Data Science DevOps and Docker

Data scientists sometimes have to (help) “productionize” their work, i.e. integrate data analysis, dashboard, and predictive modeling into a larger process or software pipeline. For example, imagine a system that (1) monitors for a data change, (2) triggers data analysis process whenever a change happens, and (3) takes the output of the analysis to show a webpage and/or store output parameters in a database for other systems to use.

Data scientists typically work in part (2), prototyping bunch of R or python codes. But when it’s time to build and deploy the system, integrating such data science codes is not trivial. A big challenge is that Data scientists' work environment (e.g. Macbook laptop with R and many, many, many R packages) is typically very different from a “deployment” environment (e.g. linux box in AWS EC2 or corp VMs). Installing R and bunch of dependency R libraries on the machine is frowned upon by ops and software engineers, since it’s usually a painful, fragile process.

In an ideal world, R / python codes data scientist developed on their laptop would “just work” when dropped on the deployment server(s). Too good to be true?? Well, that ideal world is here already thanks to the fantastic technology called “Docker”. Using Docker, data science analysis and prototype could become super close to something that could be deployed very fast and efficiently. Just like devops helped developers productionize and operationalize their work better. We can even call it “data science devops”. vertical_large

Essentially, the first step to achieve data science devops consist of two practices:

Make the R codes into a command line script that could be executed via Rscript, preferably with advanced option parsers like R argparse. This has the added benefit of forcing reproducibility. Also data scientists are forced to think more in terms of API way and “do one thing well” (UNIX philosophy) mentality that lead to cleaner code structure.
Dockerize the R application. Start with, e.g. rocker/verse and add/modify Dockerfile as needed.

With the above two practices, on any machine with Docker installed, the app could be "deployed" like:

$ docker pull your-org/my-r-app

and could be run like:

$ docker run your-org/my-r-app ARG1, ARG2, ...

The beauty is that, it will run in ANY environment where Docker is installed: your Mac or Windows laptop, EC2 linux host, Your corp VM, and so on.

Is it actually easy? NO. You actually need to spend good ~100 hours or so to be at home writing your own Dockerfile with confidence. Is learning how to dockerize R app helpful?
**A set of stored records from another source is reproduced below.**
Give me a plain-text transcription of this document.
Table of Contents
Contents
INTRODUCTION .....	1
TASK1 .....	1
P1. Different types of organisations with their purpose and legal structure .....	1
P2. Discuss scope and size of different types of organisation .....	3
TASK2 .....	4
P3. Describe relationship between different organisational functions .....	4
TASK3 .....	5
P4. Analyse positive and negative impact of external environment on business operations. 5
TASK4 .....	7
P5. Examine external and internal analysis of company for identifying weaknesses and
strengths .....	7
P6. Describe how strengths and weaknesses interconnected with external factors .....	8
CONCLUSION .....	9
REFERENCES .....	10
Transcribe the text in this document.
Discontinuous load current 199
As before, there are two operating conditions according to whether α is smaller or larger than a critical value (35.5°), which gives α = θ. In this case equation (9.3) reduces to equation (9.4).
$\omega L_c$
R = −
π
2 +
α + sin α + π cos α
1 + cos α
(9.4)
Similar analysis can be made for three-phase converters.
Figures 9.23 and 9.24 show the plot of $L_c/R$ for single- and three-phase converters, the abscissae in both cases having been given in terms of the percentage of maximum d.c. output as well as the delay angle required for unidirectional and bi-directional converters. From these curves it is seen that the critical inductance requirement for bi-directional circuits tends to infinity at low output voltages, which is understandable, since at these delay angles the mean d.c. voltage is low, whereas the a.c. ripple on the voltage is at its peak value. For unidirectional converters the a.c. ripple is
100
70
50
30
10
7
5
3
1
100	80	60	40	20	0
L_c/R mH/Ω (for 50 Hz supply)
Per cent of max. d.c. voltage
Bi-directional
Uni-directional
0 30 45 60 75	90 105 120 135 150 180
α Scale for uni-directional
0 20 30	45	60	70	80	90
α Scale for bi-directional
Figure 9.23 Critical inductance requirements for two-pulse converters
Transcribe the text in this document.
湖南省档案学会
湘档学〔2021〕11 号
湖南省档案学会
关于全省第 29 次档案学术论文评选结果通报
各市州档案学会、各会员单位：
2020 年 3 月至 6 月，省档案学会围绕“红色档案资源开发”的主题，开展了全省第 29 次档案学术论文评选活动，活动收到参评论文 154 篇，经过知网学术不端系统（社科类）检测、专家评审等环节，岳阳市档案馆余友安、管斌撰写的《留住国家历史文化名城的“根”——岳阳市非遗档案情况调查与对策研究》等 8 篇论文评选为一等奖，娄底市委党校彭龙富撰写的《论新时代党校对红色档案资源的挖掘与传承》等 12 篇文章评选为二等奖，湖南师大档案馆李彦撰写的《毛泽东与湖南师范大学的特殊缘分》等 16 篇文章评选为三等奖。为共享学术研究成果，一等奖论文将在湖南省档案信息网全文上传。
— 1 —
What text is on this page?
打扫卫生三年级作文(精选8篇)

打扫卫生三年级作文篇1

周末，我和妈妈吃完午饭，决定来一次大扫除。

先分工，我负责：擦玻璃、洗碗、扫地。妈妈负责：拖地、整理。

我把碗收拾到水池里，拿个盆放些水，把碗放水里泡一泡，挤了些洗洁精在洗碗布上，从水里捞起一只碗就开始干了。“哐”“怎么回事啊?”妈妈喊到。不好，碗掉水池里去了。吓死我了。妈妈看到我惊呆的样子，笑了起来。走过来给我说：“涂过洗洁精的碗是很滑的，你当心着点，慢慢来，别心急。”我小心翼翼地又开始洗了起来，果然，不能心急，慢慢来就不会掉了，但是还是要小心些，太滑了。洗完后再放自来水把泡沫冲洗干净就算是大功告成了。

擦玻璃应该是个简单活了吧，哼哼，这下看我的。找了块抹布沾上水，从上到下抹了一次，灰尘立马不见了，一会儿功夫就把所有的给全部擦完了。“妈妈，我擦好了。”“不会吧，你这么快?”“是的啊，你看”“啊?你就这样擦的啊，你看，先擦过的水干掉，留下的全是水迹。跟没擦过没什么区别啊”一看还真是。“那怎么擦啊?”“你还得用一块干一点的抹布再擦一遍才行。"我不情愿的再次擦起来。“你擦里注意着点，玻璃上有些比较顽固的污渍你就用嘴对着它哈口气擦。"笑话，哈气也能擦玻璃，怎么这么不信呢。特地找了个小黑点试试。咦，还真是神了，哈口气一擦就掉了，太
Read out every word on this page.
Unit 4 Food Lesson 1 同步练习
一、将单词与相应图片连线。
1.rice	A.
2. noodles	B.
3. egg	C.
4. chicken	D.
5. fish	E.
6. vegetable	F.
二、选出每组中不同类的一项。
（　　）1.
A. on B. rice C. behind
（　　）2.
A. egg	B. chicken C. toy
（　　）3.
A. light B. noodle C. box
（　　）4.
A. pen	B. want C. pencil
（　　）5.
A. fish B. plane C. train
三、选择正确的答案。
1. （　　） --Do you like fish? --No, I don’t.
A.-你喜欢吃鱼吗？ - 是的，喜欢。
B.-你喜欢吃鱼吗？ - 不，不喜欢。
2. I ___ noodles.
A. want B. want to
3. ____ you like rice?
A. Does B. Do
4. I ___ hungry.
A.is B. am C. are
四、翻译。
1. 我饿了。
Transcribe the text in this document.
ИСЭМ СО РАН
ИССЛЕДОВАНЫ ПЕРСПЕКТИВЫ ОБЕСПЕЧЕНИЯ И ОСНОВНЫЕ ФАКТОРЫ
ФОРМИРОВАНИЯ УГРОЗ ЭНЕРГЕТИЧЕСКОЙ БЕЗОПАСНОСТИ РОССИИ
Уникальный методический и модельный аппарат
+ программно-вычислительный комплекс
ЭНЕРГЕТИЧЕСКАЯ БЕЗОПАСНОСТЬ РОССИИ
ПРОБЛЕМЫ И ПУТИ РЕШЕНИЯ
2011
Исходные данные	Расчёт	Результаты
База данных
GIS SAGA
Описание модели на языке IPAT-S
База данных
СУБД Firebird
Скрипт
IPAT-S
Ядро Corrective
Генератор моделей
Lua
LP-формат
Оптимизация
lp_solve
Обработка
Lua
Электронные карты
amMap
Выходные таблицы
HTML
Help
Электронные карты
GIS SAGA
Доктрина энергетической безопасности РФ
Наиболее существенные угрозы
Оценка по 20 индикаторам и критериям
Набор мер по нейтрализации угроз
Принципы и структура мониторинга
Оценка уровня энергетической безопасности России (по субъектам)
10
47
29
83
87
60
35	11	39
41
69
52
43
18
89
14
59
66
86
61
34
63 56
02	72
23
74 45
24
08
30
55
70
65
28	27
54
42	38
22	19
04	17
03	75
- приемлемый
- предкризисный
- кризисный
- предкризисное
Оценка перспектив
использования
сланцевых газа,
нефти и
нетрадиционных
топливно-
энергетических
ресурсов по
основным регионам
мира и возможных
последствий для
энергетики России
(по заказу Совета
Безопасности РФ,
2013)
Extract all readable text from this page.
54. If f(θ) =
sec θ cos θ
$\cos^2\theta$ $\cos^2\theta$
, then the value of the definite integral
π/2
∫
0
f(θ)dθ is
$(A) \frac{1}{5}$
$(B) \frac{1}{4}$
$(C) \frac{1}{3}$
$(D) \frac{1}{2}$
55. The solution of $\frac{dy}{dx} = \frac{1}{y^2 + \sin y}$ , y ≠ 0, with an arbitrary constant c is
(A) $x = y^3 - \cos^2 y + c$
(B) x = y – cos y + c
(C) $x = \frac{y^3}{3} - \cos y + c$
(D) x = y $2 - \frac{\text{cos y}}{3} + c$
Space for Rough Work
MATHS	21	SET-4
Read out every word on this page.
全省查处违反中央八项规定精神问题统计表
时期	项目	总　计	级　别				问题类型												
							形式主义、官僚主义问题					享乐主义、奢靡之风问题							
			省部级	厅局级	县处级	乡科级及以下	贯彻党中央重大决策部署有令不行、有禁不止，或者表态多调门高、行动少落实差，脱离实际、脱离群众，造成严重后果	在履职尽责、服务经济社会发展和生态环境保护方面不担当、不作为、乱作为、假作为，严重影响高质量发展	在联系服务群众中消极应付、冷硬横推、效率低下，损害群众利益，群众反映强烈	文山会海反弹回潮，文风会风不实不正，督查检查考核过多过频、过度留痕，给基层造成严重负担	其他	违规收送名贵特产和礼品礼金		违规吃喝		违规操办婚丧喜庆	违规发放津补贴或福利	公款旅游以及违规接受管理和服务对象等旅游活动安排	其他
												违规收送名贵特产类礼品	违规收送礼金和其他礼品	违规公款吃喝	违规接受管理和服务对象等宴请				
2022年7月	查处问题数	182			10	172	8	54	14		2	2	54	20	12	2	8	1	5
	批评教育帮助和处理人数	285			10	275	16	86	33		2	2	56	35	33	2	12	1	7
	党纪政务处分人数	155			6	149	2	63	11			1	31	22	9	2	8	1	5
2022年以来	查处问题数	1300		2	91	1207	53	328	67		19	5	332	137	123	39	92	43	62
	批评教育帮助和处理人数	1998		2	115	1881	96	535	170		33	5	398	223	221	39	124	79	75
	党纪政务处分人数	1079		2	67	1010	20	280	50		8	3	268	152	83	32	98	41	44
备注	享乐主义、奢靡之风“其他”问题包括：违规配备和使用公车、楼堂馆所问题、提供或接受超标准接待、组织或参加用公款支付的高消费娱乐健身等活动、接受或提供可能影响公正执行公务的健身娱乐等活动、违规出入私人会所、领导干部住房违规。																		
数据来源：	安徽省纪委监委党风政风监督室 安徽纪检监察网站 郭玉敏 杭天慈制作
YES, very much so. Once you make the habit of developing your R analysis pipeline in a Dockerized, reproducible setting, your codes will be cleaner, more reproducible, and super easy to deploy. Your dev / ops coworkers will thank you. You and your team’s productivity will improve (YMMV).

So, dear fellow data scientists --- install Docker and start learning how to use it; Welcome to data science devops.